# what is wrong with the clock?



## ghphr (Aug 2, 2004)

Hi, All,

I have a 1999 maxima. The clock on the driver panel worked before. but recently, it resets to 1:00 when I start the car somes. I had this checked in the dealer. they told me to replace it and asked for $225. 

Does anyone know what is wrong with that? How can I check the circuit?

thank you very much.


----------



## Jeff (Oct 17, 2002)

You could try the junkyard for the clock...probably cost you a whopping $10 if that.


----------



## Matt93SE (Sep 17, 2003)

You might have something else going on there instead of it being the faulty clock. maybe a dead fusible link on the battery that's causing the interior to lose all power when the engine is off (happened to me a few years ago).
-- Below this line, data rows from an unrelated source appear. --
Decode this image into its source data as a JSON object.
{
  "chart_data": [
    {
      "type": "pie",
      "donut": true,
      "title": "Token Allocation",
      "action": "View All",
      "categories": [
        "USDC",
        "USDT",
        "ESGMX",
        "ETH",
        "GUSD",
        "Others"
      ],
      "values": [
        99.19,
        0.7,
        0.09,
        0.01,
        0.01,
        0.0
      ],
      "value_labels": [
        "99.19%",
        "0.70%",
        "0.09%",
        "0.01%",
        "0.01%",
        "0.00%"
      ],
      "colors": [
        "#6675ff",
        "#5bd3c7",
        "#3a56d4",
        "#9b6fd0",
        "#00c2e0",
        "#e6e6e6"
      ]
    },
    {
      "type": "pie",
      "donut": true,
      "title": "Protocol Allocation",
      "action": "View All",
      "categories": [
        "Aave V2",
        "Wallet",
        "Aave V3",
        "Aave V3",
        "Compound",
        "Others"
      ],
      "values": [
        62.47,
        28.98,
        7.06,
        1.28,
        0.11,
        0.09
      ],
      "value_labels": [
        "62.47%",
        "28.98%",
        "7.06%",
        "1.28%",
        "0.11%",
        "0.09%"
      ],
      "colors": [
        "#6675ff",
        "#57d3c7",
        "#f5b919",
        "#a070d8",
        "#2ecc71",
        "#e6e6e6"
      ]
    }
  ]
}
do you still have all interior lights and such? does the stereo keep the radio stations and etc when you shut off the car?


----------



## Jeff (Oct 17, 2002)

^^ I was assuming he still had a good battery and everything too.


----------



## Matt93SE (Sep 17, 2003)

Always gotta check. you'd be amazed how many people don't see the underlying causes of stuff-- especially if they're not car guys and know to think of it.


----------



## ghphr (Aug 2, 2004)

I once checked some of the fuses and never found faulty one. 
The interiro lights are OK. I do not use saved radio stations since I lost them in one battery failure. Instead I use the auto-search to look for stations. 
Next I will try to save some stations. 

thank you very much. 



Matt93SE said:


> You might have something else going on there instead of it being the faulty clock. maybe a dead fusible link on the battery that's causing the interior to lose all power when the engine is off (happened to me a few years ago).
> 
> do you still have all interior lights and such? does the stereo keep the radio stations and etc when you shut off the car?


----------



## ghphr (Aug 2, 2004)

Before I also doubt the battery failure. But I had that checked in autoparts store. They told me the battery is OKey.
I do not know how to open the panel to check the circuit things. Any directions or guidance? It is 99 Maxima. 

Thank you very much.


----------